Satanizm nedir? İlk önce kurulu ve yerleşik algılardan ve medyanın göz boyamasından sıyrılmak gerek. Birincisi köle gibi tapınmak yok, kanlı kurbanlar vermek yok, “kedi kesmek” gibi bir şey asla yok. Şeytan tapınmadan nefret eder ve kanlı kurbanları şiddetle lanetlemiştir. Doğayı ve hayvanları çok sever ve de insanlığın bir varlığa tapınıp köleleşmesini değil, kendi kudretiyle Tanrılık seviyesine gelmesini ister. O köle gibi tapınma, kanlı kurbanlar verme gibi şeyleri kendine “tanrı” diyen başka varlıklar ister ve ihtiyaç duyar. Hangi “din”ler bu çok malum. Ama Satanizm değil. Kendine Satanist diyen ergenlerden bahsetmiyorum, gerçek (Spiritüel) Satanistler kendilerine, doğaya, çevrelerine ve de türlerine son derece saygılıdırlar. Bizden beklenen hem kendimizi, hem çevremizi hem de türümüzü geliştirip yüceltmek de o yüzden.
Ve de insanlık tarihi elli bin küsür yıllık. Medeni insanlığın tarihi on bin küsür yıllık.

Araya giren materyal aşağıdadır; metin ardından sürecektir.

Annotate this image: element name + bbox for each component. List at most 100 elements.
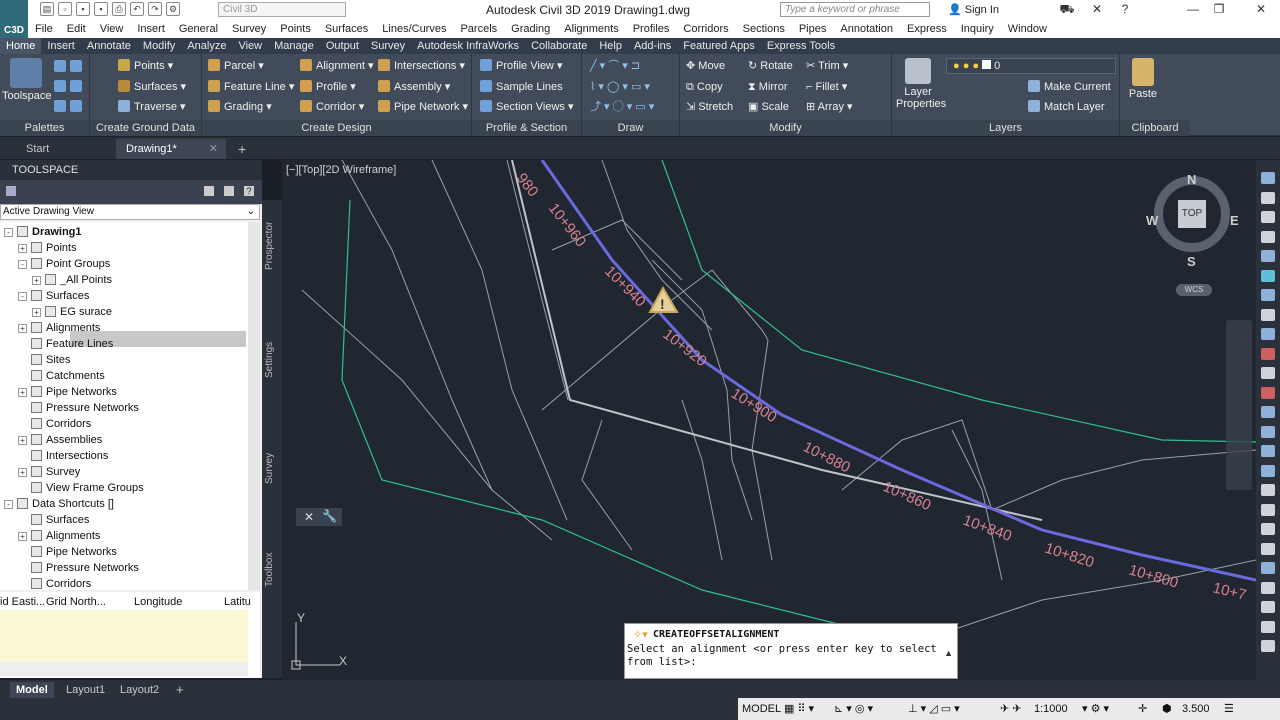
- app-logo[interactable]: C3D: [0, 0, 28, 40]
- expand-toggle-icon[interactable]: +: [18, 468, 27, 477]
- properties-icon[interactable]: [54, 60, 66, 72]
- tool-icon[interactable]: [1261, 640, 1275, 652]
- fillet-button[interactable]: ⌐ Fillet ▾: [806, 78, 847, 96]
- tree-item[interactable]: + _All Points: [32, 272, 112, 288]
- menu-sections[interactable]: Sections: [736, 20, 792, 38]
- parcel-button[interactable]: Parcel ▾: [208, 57, 264, 75]
- tree-item[interactable]: Pressure Networks: [18, 400, 139, 416]
- draw-tools-row-1[interactable]: ╱ ▾ ⌒ ▾ ⊐: [590, 57, 640, 75]
- menu-survey[interactable]: Survey: [225, 20, 273, 38]
- sign-in-button[interactable]: 👤 Sign In: [948, 3, 999, 16]
- tool-palettes-icon[interactable]: [70, 80, 82, 92]
- tool-icon[interactable]: [1261, 230, 1275, 243]
- expand-toggle-icon[interactable]: -: [4, 500, 13, 509]
- ribbon-tab-manage[interactable]: Manage: [268, 38, 320, 54]
- tree-item[interactable]: Pipe Networks: [18, 544, 117, 560]
- ribbon-tab-collaborate[interactable]: Collaborate: [525, 38, 593, 54]
- ribbon-tab-insert[interactable]: Insert: [41, 38, 81, 54]
- tool-icon[interactable]: [1261, 503, 1275, 516]
- paste-button[interactable]: Paste: [1126, 58, 1160, 100]
- expand-toggle-icon[interactable]: -: [18, 292, 27, 301]
- compass-w[interactable]: W: [1146, 213, 1158, 228]
- mirror-button[interactable]: ⧗ Mirror: [748, 78, 788, 96]
- menu-file[interactable]: File: [28, 20, 60, 38]
- expand-toggle-icon[interactable]: +: [18, 388, 27, 397]
- cube-icon[interactable]: ⬢: [1162, 701, 1172, 717]
- scale-button[interactable]: ▣ Scale: [748, 98, 789, 116]
- stretch-button[interactable]: ⇲ Stretch: [686, 98, 733, 116]
- tree-item[interactable]: + Points: [18, 240, 77, 256]
- ribbon-tab-survey[interactable]: Survey: [365, 38, 411, 54]
- feature-line-button[interactable]: Feature Line ▾: [208, 78, 294, 96]
- create-design-panel-title[interactable]: Create Design: [202, 120, 471, 136]
- compass-s[interactable]: S: [1187, 254, 1196, 269]
- gear-icon[interactable]: ⚙: [166, 2, 180, 16]
- palettes-panel-title[interactable]: Palettes: [0, 120, 89, 136]
- menu-surfaces[interactable]: Surfaces: [318, 20, 375, 38]
- tool-icon[interactable]: [1261, 484, 1275, 496]
- menu-insert[interactable]: Insert: [130, 20, 172, 38]
- new-icon[interactable]: ▫: [58, 2, 72, 16]
- close-icon[interactable]: ✕: [304, 510, 314, 524]
- close-button[interactable]: ✕: [1250, 2, 1272, 18]
- close-icon[interactable]: ✕: [209, 139, 218, 159]
- tool-icon[interactable]: [1261, 542, 1275, 555]
- profile-button[interactable]: Profile ▾: [300, 78, 356, 96]
- tree-item[interactable]: + Survey: [18, 464, 80, 480]
- tree-item[interactable]: Corridors: [18, 576, 91, 590]
- trim-button[interactable]: ✂ Trim ▾: [806, 57, 848, 75]
- tree-item[interactable]: + Assemblies: [18, 432, 102, 448]
- open-icon[interactable]: ▤: [40, 2, 54, 16]
- tab-drawing1[interactable]: Drawing1* ✕: [116, 139, 226, 159]
- tree-item[interactable]: Catchments: [18, 368, 105, 384]
- toolspace-list-icon[interactable]: [224, 186, 234, 196]
- surfaces-button[interactable]: Surfaces ▾: [118, 78, 186, 96]
- markup-icon[interactable]: [70, 100, 82, 112]
- move-button[interactable]: ✥ Move: [686, 57, 725, 75]
- save-as-icon[interactable]: ▪: [94, 2, 108, 16]
- tool-icon[interactable]: [1261, 562, 1275, 574]
- workspace-dropdown[interactable]: Civil 3D: [218, 2, 346, 17]
- vtab-toolbox[interactable]: Toolbox: [264, 530, 280, 610]
- tool-icon[interactable]: [1261, 328, 1275, 340]
- clipboard-panel-title[interactable]: Clipboard: [1120, 120, 1190, 136]
- pipe-network-button[interactable]: Pipe Network ▾: [378, 98, 468, 116]
- design-center-icon[interactable]: [54, 80, 66, 92]
- tab-layout1[interactable]: Layout1: [60, 682, 111, 698]
- tree-item[interactable]: View Frame Groups: [18, 480, 144, 496]
- tool-icon[interactable]: [1261, 386, 1275, 399]
- tool-icon[interactable]: [1261, 367, 1275, 379]
- menu-pipes[interactable]: Pipes: [792, 20, 834, 38]
- grading-button[interactable]: Grading ▾: [208, 98, 272, 116]
- profile-view-button[interactable]: Profile View ▾: [480, 57, 562, 75]
- grid-column-header[interactable]: id Easti...: [0, 594, 45, 610]
- draw-panel-title[interactable]: Draw: [582, 120, 679, 136]
- menu-grading[interactable]: Grading: [504, 20, 557, 38]
- menu-parcels[interactable]: Parcels: [453, 20, 504, 38]
- help-icon[interactable]: ?: [1114, 2, 1136, 18]
- vtab-prospector[interactable]: Prospector: [264, 206, 280, 286]
- new-layout-button[interactable]: +: [170, 682, 190, 698]
- menu-inquiry[interactable]: Inquiry: [954, 20, 1001, 38]
- elevation-value[interactable]: 3.500: [1182, 701, 1210, 717]
- toolspace-button[interactable]: Toolspace: [2, 58, 52, 102]
- ribbon-tab-annotate[interactable]: Annotate: [81, 38, 137, 54]
- minimize-button[interactable]: —: [1182, 2, 1204, 18]
- help-icon[interactable]: ?: [244, 186, 254, 196]
- save-icon[interactable]: ▪: [76, 2, 90, 16]
- tab-model[interactable]: Model: [10, 682, 54, 698]
- toolspace-menu-icon[interactable]: [6, 186, 16, 196]
- tree-item[interactable]: Corridors: [18, 416, 91, 432]
- layers-panel-title[interactable]: Layers: [892, 120, 1119, 136]
- gear-icon[interactable]: ▾ ⚙ ▾: [1082, 701, 1109, 717]
- snap-icon[interactable]: ⊾ ▾ ◎ ▾: [834, 701, 873, 717]
- menu-profiles[interactable]: Profiles: [626, 20, 677, 38]
- menu-annotation[interactable]: Annotation: [833, 20, 900, 38]
- tree-item[interactable]: - Data Shortcuts []: [4, 496, 114, 512]
- tool-icon[interactable]: [1261, 289, 1275, 301]
- layer-properties-button[interactable]: Layer Properties: [896, 58, 946, 110]
- grid-column-header[interactable]: Grid North...: [46, 594, 106, 610]
- tool-icon[interactable]: [1261, 347, 1275, 360]
- menu-edit[interactable]: Edit: [60, 20, 93, 38]
- match-layer-button[interactable]: Match Layer: [1028, 98, 1105, 116]
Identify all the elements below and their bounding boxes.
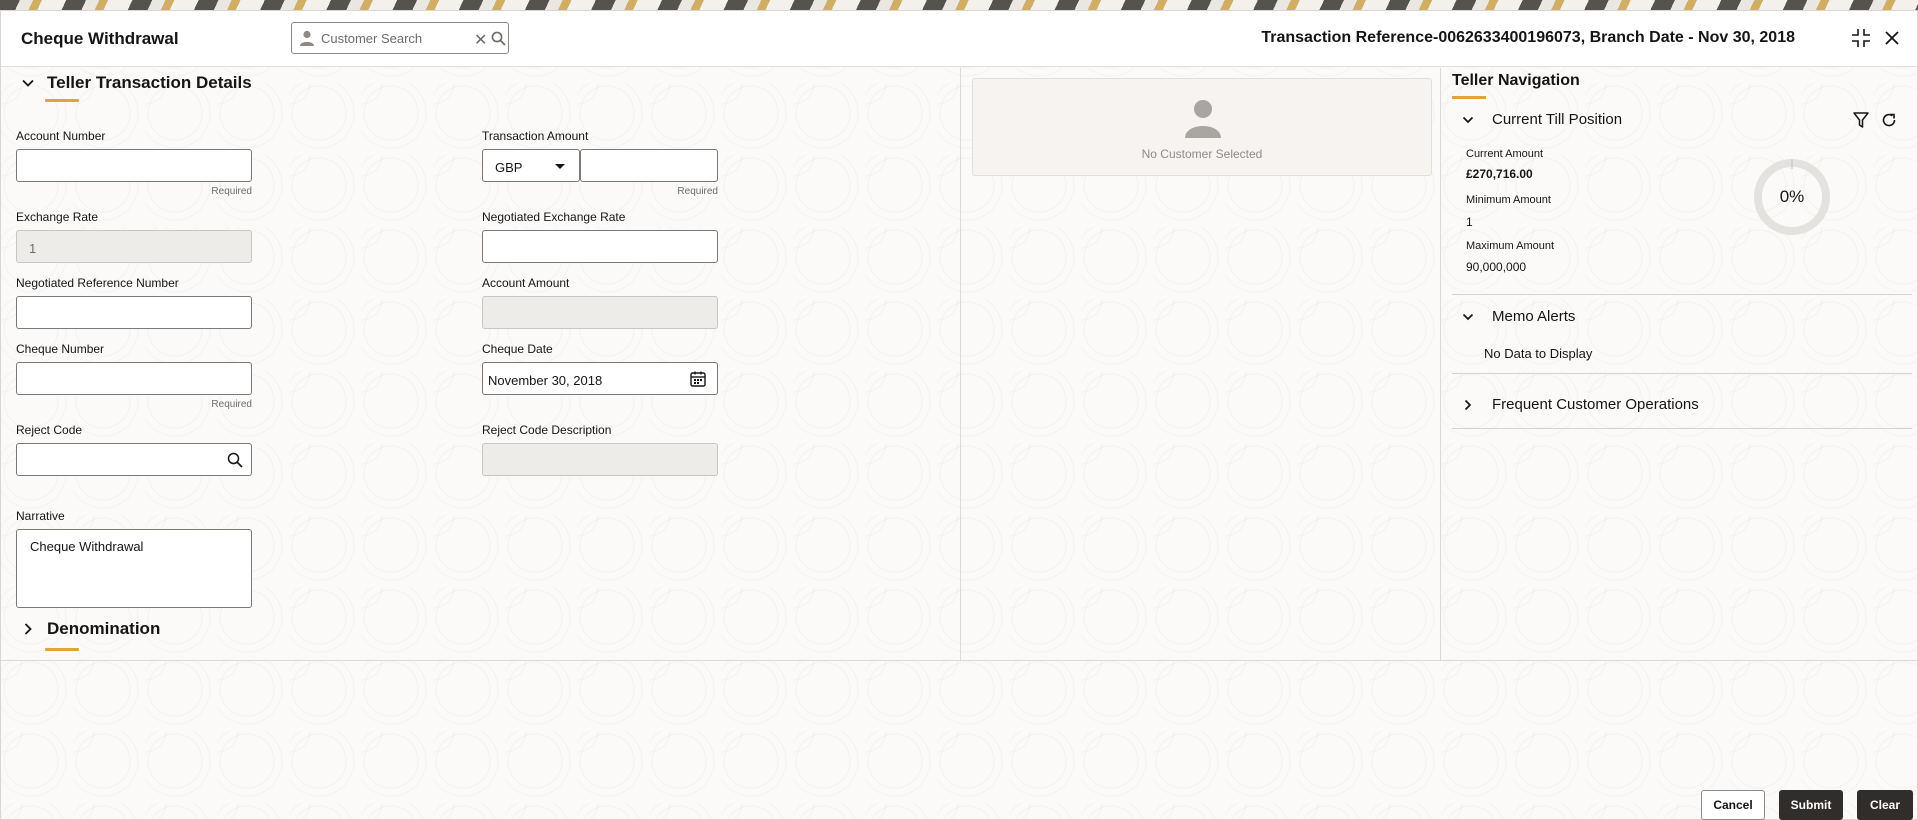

Yahudilik iki bin yıldan çok daha eski değil. Hristiyanlık da aslında Engizisyon zamanlarında popülerlik kazandı. Müslümanlık desen o da bin beş yüz yıl en fazla. Tarihimize kıyasla bunlar çok bebek yaşında dinler. Yani Şeytan kadar eski bir varlığı ve onun dini olan Satanizmi bu dinlerin merceği altından gözlemlemek yanlış. En eski medeniyetlerden biri hangisiydi? Mezopotamya’da yaşayan hatta. Sümerler.
Dünyadaki en eski dil denebilecek Sanskritçeyi konuşurlardı. Ve tahmin edin o dilde hangi kelime Ebedi/Mutlak Gerçek demek. Yahweh değil, Allah değil; ki öyle şeyler o zaman yoktu bile. Satan! İsterseniz bakabilirsiniz ve bakmalısınız bu dediklerime. Uygun yerlerde kaynağı sunmaktan çekinmeyiz ama gözümüzden bir şey kaçarsa ve inanmazsanız kaynak istemekten veya kendiniz araştırmaktan çekinmeyin. Gerçekler sabittir, Şeytan Gerçek’tir ve Satanizm, Ebedi/Mutlak Gerçek-izm’dir.
Alın, Şeytan bu. Çarıklı, boynuzlu, kötü keçi adam değil. Sizin, benim gibi etten-kandan-ruhtan bir varlık. Çok da yakışıklı. Bu sayfada hakkında belli bilgiler var. Ama kısaca çok gelişmiş ve medeni bir uzaylı ırkının lideri. İnsanlığı da medeniyeti yaymak ve başka türleri de kendileri gibi mükemmel ve Tanrısal yapabilmek için yarattı. Şeytan’a insanlığın Babası diyebiliriz. Dünyanın en eski dili Sanskritçe’de “Ebedi/Mutlak Gerçek” anlamına gelen Satan, Yahudilerin pis dili İbranice’de “Düşman” anlamına geliyor. Mantıklı. Yahudiler kadar nifak çıkaran, parazitlik yapan bir ırk için elbette ki Ebedi Gerçek çok büyük ve amansız bir Düşman konumundadır. Zaten o yüzden Şeytan’ın ismi bilerek karalanmaya çalışıldı ve büyük oranda da başarıldı. Ama aslında Şeytan sadece Şeytan ismiyle bilinmedi. Tanrılarımız o zamanlar aramızda yaşarlardı ve dünya üzerinde dolaşıp ruhaniyet öğretilerini başka kültürlere yaydılar. Farklı kültürler sarı saçlı, mavi gözlü varlıkların onlara ruhani öğretiler sunduğunu söyler, ve bu öğretiler karşılaştırınca genellikle aynıdır. Tek fark bu varlıklara kültür farkından dolayı verilen isimler. Enki, EA, Ptah, Odin, Wotan hep Şeytan’ın isimleri. Yani Satanizm, Antik ve Orijinal Paganizm ile aynıdır.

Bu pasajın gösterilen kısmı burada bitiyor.